En contraparte, a Maritza Galbén Díaz no le ha quedado otro remedio que ceder. “A veces te llega un cliente, te paga y lo hace con uno escrito o roto. Te queda la opción de preguntarle si tiene más, casi siempre te dicen que no y ante la disyuntiva de vender o perder un cliente potencial, mejor voy al banco y hago yo misma las gestiones luego”.

Al respecto, la especialista de Bandec aclara que cuando es mínimo el deterioro se aceptan en los centros comerciales sin embargo, de no hacerlo las personas siempre cuentan con la opción de llegarse a sus sucursales ubicadas en Ayuntamiento entre Medio y Milanés; y la otra  en Jovellanos esquina Milanés; también las del Banco Popular de Ahorro. Solo hacer la cola para la caja y el procedimiento después es simple.

Ahonda María de los Ángeles Castillo Santos, jefa de caja de Bandec 3461, que al centro llegan pocos matanceros. “Atendemos principalmente entidades jurídicas, escasas personas naturales llegan acá. Traen billetes rotos, escritos, muy sucios. Cuestiones que denotan la irresponsabilidad ciudadana, y que poco o nada tiene que ver con la mala calidad del papel, sino del descuido y hasta la desidia.

“Incluso hemos atendido clientes que lavaron y despedazaron el billete, esto se trata como mutilado y debemos reconstruirlo a partir de un modelo. Resulta indispensable que se vea bien el número de serie, y posea todos los requisitos evidenciando así su legitimidad. Recuerdo siempre casos difíciles, no siempre asimilan bien las explicaciones y han tratado de cambiar pegando ambas partes, luego lo analizamos y nos percatamos que la serie no se corresponde, y eso indica que no pertenecen ambas partes al mismo billete.”

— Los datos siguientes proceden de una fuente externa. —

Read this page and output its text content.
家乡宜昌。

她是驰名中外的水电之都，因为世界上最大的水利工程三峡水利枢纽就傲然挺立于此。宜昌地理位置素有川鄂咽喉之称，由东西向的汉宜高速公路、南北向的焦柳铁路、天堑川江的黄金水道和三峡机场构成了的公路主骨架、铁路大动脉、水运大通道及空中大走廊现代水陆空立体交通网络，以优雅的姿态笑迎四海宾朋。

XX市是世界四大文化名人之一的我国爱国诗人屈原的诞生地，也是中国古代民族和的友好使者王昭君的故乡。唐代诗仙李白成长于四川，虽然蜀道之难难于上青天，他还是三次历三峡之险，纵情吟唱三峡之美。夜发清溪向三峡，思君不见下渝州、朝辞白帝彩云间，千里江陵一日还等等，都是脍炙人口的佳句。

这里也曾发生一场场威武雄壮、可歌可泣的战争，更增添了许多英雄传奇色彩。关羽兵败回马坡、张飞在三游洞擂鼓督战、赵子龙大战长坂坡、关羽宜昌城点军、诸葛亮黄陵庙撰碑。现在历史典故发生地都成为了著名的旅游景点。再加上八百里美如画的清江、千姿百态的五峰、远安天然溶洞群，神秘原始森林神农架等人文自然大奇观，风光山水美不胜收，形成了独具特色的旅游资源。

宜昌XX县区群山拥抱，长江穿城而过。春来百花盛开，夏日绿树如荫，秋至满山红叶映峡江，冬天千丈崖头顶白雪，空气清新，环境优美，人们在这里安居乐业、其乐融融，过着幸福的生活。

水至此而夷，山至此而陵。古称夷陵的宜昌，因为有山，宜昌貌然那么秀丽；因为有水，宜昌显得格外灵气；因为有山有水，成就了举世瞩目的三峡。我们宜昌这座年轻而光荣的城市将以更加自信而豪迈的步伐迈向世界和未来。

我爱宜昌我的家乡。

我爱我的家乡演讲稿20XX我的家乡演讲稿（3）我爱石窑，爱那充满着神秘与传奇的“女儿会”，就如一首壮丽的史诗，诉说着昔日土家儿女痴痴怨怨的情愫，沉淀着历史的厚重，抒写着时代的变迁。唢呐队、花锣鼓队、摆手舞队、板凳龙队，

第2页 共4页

Rosa Pérez Lucena se siente perdida. “Es tan usual tener dinero en mal estado. Solo los cajeros los entregan nuevecitos y es bastante difícil llegar del trabajo e ir a un banco, o destinar un día para ello. A veces prefiero dejarlo por ahí o tratar de devolvérselo a alguien que me lo quiera aceptar o no se dé cuenta”.

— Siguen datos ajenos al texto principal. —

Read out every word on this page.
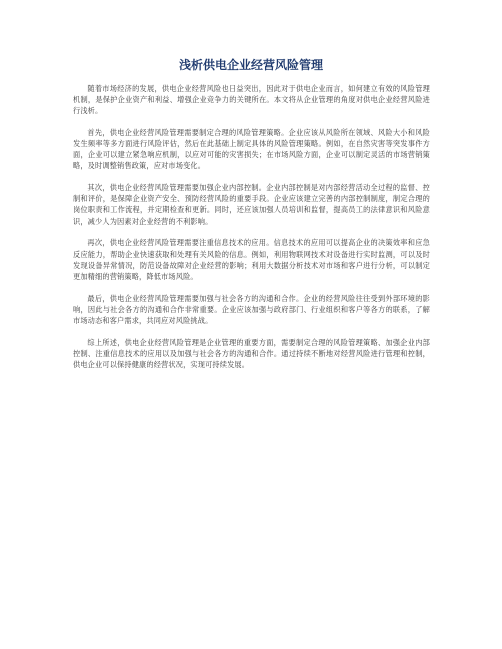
浅析供电企业经营风险管理

随着市场经济的发展，供电企业经营风险也日益突出，因此对于供电企业而言，如何建立有效的风险管理机制，是保护企业资产和利益、增强企业竞争力的关键所在。本文将从企业管理的角度对供电企业经营风险进行浅析。

首先，供电企业经营风险管理需要制定合理的风险管理策略。企业应该从风险所在领域、风险大小和风险发生频率等多方面进行风险评估，然后在此基础上制定具体的风险管理策略。例如，在自然灾害等突发事件方面，企业可以建立紧急响应机制，以应对可能的灾害损失；在市场风险方面，企业可以制定灵活的市场营销策略，及时调整销售政策，应对市场变化。

其次，供电企业经营风险管理需要加强企业内部控制。企业内部控制是对内部经营活动全过程的监督、控制和评价，是保障企业资产安全、预防经营风险的重要手段。企业应该建立完善的内部控制制度，制定合理的岗位职责和工作流程，并定期检查和更新。同时，还应该加强人员培训和监督，提高员工的法律意识和风险意识，减少人为因素对企业经营的不利影响。

再次，供电企业经营风险管理需要注重信息技术的应用。信息技术的应用可以提高企业的决策效率和应急反应能力，帮助企业快速获取和处理有关风险的信息。例如，利用物联网技术对设备进行实时监测，可以及时发现设备异常情况，防范设备故障对企业经营的影响；利用大数据分析技术对市场和客户进行分析，可以制定更加精细的营销策略，降低市场风险。

最后，供电企业经营风险管理需要加强与社会各方的沟通和合作。企业的经营风险往往受到外部环境的影响，因此与社会各方的沟通和合作非常重要。企业应该加强与政府部门、行业组织和客户等各方的联系，了解市场动态和客户需求，共同应对风险挑战。

综上所述，供电企业经营风险管理是企业管理的重要方面，需要制定合理的风险管理策略、加强企业内部控制、注重信息技术的应用以及加强与社会各方的沟通和合作。通过持续不断地对经营风险进行管理和控制，供电企业可以保持健康的经营状况，实现可持续发展。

Junior Bello Suárez confiesa que cuando tiene alguno lo da en la guagua. “Los choferes no prestan atención y aprovecho, te imaginas destinar parte de mi tiempo a ir a las sucursales bancarias. Entiendo que si los comercios estatales aceptan estos les es más fácil al país recuperar todo el dinero en mal estado mediante los depósitos.”

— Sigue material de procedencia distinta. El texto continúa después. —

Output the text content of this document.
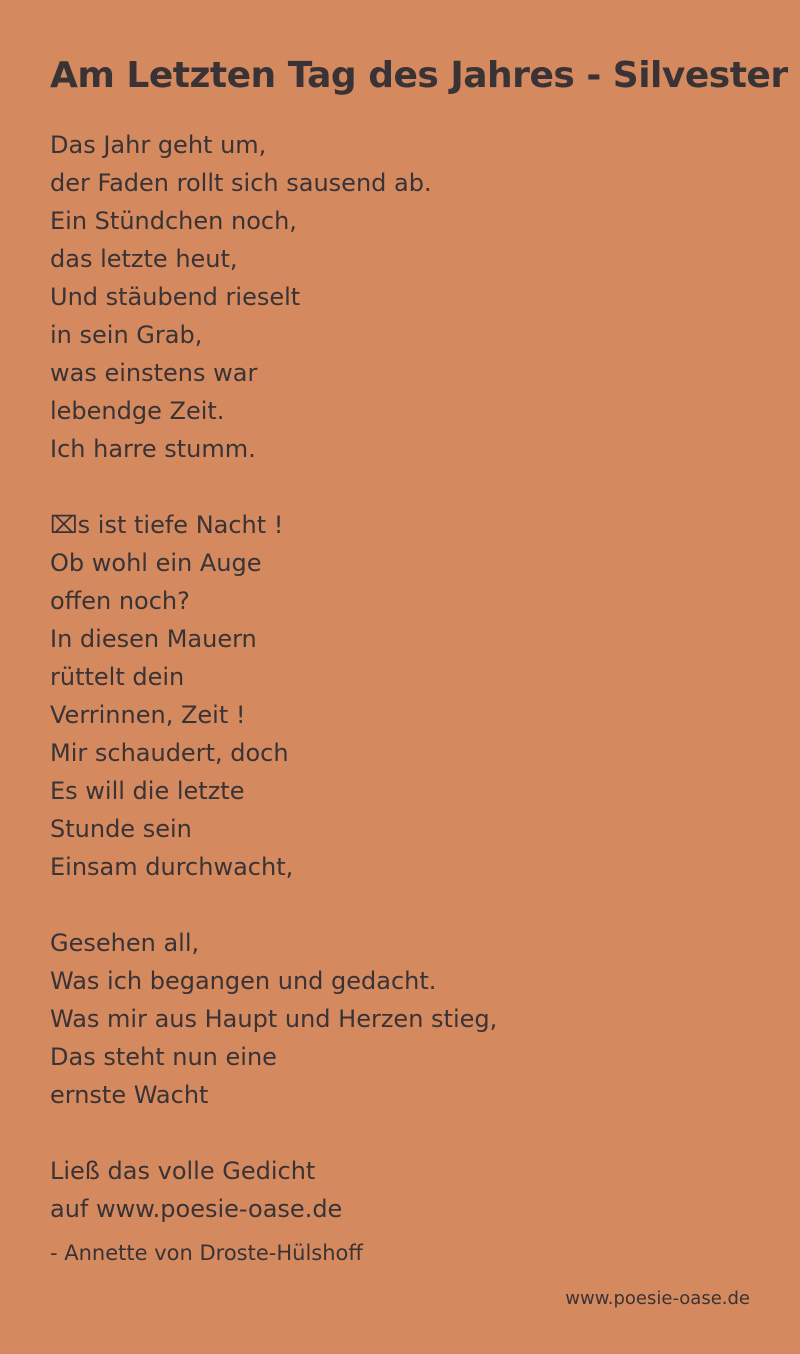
Am Letzten Tag des Jahres - Silvester
Das Jahr geht um,
der Faden rollt sich sausend ab.
Ein Stündchen noch,
das letzte heut,
Und stäubend rieselt
in sein Grab,
was einstens war
lebendge Zeit.
Ich harre stumm.
⌧s ist tiefe Nacht !
Ob wohl ein Auge
offen noch?
In diesen Mauern
rüttelt dein
Verrinnen, Zeit !
Mir schaudert, doch
Es will die letzte
Stunde sein
Einsam durchwacht,
Gesehen all,
Was ich begangen und gedacht.
Was mir aus Haupt und Herzen stieg,
Das steht nun eine
ernste Wacht
Ließ das volle Gedicht
auf www.poesie-oase.de
- Annette von Droste-Hülshoff
www.poesie-oase.de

“Se debería multar a quienes escriben cadenas de oraciones y cuanta bobería se les ocurre en los billetes. He visto hasta falta de respeto con los mártires, lo peor es que casi siempre quienes los portan no son los infractores, sino los incautos. Presiento que todo debe pasar por la conciencia, por la civilidad de cada cubano”, admite Jenifer Corzo Medina.

Cada mes las sucursales bancarias cambian miles de pesos, sin costo  alguno al ciudadano pero sí para el Estado. Ganar en conciencia o adoptar medidas que frenen un accionar irresponsable impera. También, crear basamentos legales que erradiquen la nebulosa de si aceptarlo o no según percepción o estado de ánimo.